In July, Ochsner announced its plans to participate as a study site for COVID-19 vaccines. It was one of 120 locations across the world to be a part of the Phase 2/3 study sponsored by Pfizer Inc. and BioNTech SE. Up to 30,000 participants were enrolled across all locations.

Dr. Leonardo Seoane, Senior Vice President and Chief Academic Officer for Ochsner Health, said that Louisiana “had the highest percentage of African American participants than any other state for the trial.”

He said they were in the forefront for bringing to light how African American and Hispanic communities were disproportionately affected by COVID-19. 

Seoane said that, as a Cuban American, he planned to film himself being vaccinated and sharing his experience with that in English and Spanish to reach a larger audience and stress the importance of being vaccinated. 

“The only way we get out of this is to develop herd immunity and we do that with the vaccination,” he said. 

The Pfizer vaccine requires two doses given 28 days apart. The vaccine has shown a 95 percent efficacy rate, Simonson. She said that the highest efficacy was reached seven days after receiving the second round of the vaccine.

Ochsner officials said that 60-70 percent, or 180 million Americans, need to be immune to achieve “herd immunity.” They also added that it is not known, yet, if this will be an annual vaccine, but trials are showing that the immunity may last longer than the flu vaccine. 

The number of COVID-19 patients in Louisiana hospitals is at 1,589, according to figures posted by the state health department Friday, which comes just three days after the Chief Administrative Officer with the Willis-Knighton Health System, Brian Crawford, announced that all four of the health system’s facilities had reached capacity.

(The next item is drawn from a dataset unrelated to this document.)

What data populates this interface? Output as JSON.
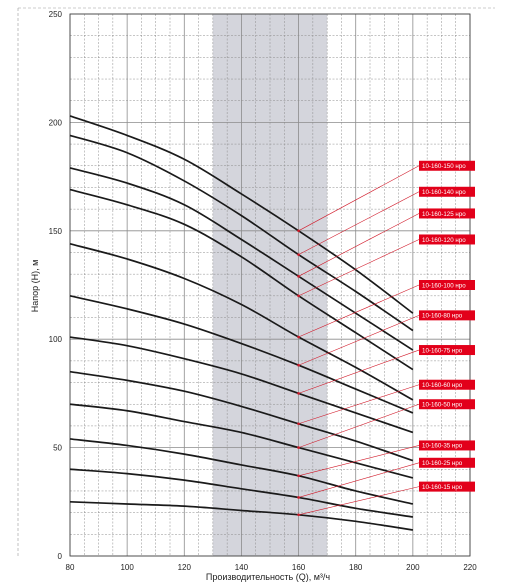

“Today at Ochsner around our facilities, we have about 330 COVID-19 inpatients. That is up from 250 just a week ago,” Warner Thomas, Ochsner CEO, said.

Hospitalizations are nearing the peak of 1,600 that occurred during the summer’s second surge of the virus. During the first wave, as many as 2,000 COVID-19 patients were hospitalized in Louisiana at one time. Recent numbers show that there have been more than 261,000 cases of COVID-19 in Louisiana, and the virus has been responsible for 6,767 deaths in the state, as of Friday.

Patient vaccinations could be made available in January, once the FDA clears the vaccine for mass distribution.